Adams County officials plan to reach out to Denver to end an ongoing feud over proposed plans for an Airport City surrounding Denver International Airport.
The goodwill move, which was unanimously approved by the newly-reconvened Airport Coordinating Committee during its Jan. 17 meeting, will ask Denver Mayor Michael Hancock to provide three representatives to join three others from Adams County on an Airport Consultation Committee.
District 2 Adams County Commissioner Charles “Chaz” Tedesco, Commerce City Mayor Sean Ford and Aurora Mayor Steve Hogan were chosen during the meeting to represent Adams County on the Airport Consultation Committee.
“We would rather have a conversation with Mayor Hancock than to start the litigation process,” said District 1 Adams County Commissioner Eva Henry. “For us, this is kind of a concerted effort to get Denver to come and sit down at the table with us.”
A 1988 intergovernmental agreement that laid out the stipulations and restrictions regarding DIA’s construction and development provided the framework needed to create the Airport Coordinating Committee, which convened for the first time last month after previous Airport City talks with Denver hit an impasse in October 2011.
About 30 to 35 Adams County, Aurora, Brighton, Commerce City, Thornton and Westminster officials currently make up the Airport Coordinating Committee.
This same agreement also allows for the creation of an Airport Consultation Committee, which will be charged with “ensuring that Adams County and Denver have the information needed from each other to carry out their respective responsibilities under the agreement and development of the land in the immediate environs of the New Airport,” according to a Jan. 17 Adams County statement.

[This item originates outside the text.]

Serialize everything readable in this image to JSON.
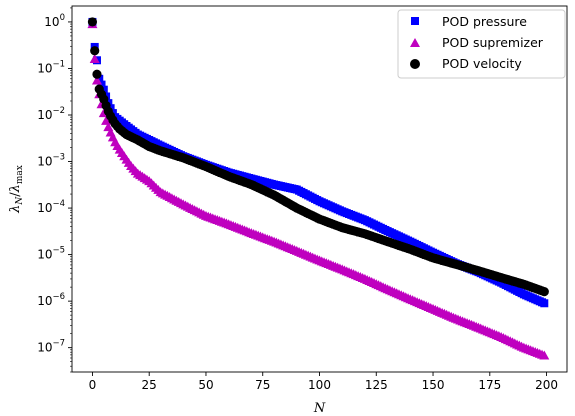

The call to Denver represents a renewed hope that talks will continue to move forward on Hancock’s ambitious plans to expand DIA by creating an Aerotropolis and spurring aviation and non-aviation related development in a 9,000-acre area around the airport.
Adams County officials have been supportive of the proposed Aerotropolis plans but agree that Hancock’s proposed Airport City plans violate the 1988 agreement, which limits residential, commercial and industrial development to areas south of 72nd Avenue, and south and east of an open-space buffer along Pena Boulevard.
“While we have not heard the specifics of their proposal, we welcome the news that our regional partners want to renew discussions to address major opportunities that will be created by a robust Airport City/Aerotropolis initiative,” Hancock’s spokeswoman Rowena Alegria said in a Jan. 18 statement. “Our goal from the beginning has been to participate in a comprehensive collaborative process and framework that will benefit the entire region.”